Amid all the macro-economic debate about the euro, which most of us, frankly, don't understand a word of, amid all the talk of bailouts and bonds, defaults and double-dips, no-one has had much to say about the hard cash itself. I mean, what you actually see on the euro banknotes, and in particular on the euro coins.
Take a closer look at those heads-and-tails and you'll find some rather disconcerting angles on European history and politics - and a story that goes back to the very first attempt at a European monetary union, 2,500 years ago.
Ironically, given what's been happening in the past few months, that prototype eurozone was masterminded by the Greeks, in ancient Athens, in the middle of the 5th Century BC.
Athens in the 5th Century BC was a democracy (the world's first, so the modern Greeks rather dubiously claim). It was also an exploitative empire, controlling many other states around the Mediterranean.

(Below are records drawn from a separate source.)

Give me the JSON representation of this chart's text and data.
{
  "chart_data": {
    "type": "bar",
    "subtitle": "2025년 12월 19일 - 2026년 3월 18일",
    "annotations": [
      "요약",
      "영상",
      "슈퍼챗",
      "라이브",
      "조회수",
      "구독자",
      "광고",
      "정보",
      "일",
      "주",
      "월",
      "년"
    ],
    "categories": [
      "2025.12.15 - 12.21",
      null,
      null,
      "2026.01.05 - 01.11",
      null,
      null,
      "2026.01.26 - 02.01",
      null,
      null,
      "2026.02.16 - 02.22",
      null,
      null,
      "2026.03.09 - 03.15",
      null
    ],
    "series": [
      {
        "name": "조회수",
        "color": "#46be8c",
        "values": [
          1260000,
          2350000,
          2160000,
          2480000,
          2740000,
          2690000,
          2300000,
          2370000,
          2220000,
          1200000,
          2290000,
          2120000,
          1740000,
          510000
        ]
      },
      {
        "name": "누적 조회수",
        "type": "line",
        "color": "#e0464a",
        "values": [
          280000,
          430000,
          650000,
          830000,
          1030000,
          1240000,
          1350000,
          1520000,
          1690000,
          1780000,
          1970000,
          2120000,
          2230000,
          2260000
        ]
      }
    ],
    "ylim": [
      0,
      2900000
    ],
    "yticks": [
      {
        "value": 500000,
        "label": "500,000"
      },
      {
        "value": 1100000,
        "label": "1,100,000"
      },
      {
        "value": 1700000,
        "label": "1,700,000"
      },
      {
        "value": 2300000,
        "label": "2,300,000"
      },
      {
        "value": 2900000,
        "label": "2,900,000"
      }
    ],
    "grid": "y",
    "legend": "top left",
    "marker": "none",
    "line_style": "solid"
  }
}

Some time about 440BC, the Athenians decided to make all these people get rid of their own currency, with their own national emblems, and use Athenian "owls" instead - in fact some of the public notices laying this down, still survive, inscribed on stone around what was the Athenian empire.
The rules, as we can read, were pretty stringent: it wasn't only money that was involved but Athenian weights and measures too (it was the ancient equivalent of imposing grams and metres as well as the euro); and the subject states had to bring their coins to be changed in Athens, with a substantial rake-off for the Athenian treasury. Non-compliance could result in the loss of citizenship; it might even lead to the death penalty.
Modern historians have puzzled endlessly about what was really going on here. Were the Athenians out simply to make a profit? Were the states of the empire actually keen to come into the Athenian-zone? If so, threats of the death penalty seem a bit unnecessary.
And did the legislation actually succeed in eradicating the other currencies and establishing the owls across the empire? We can't be sure.
But on any interpretation, it is hard to resist the conclusion that the Athenian imperialists were using monetary union to display their political muscle - and hard not to imagine that vengeance for that has finally come, 25 centuries later.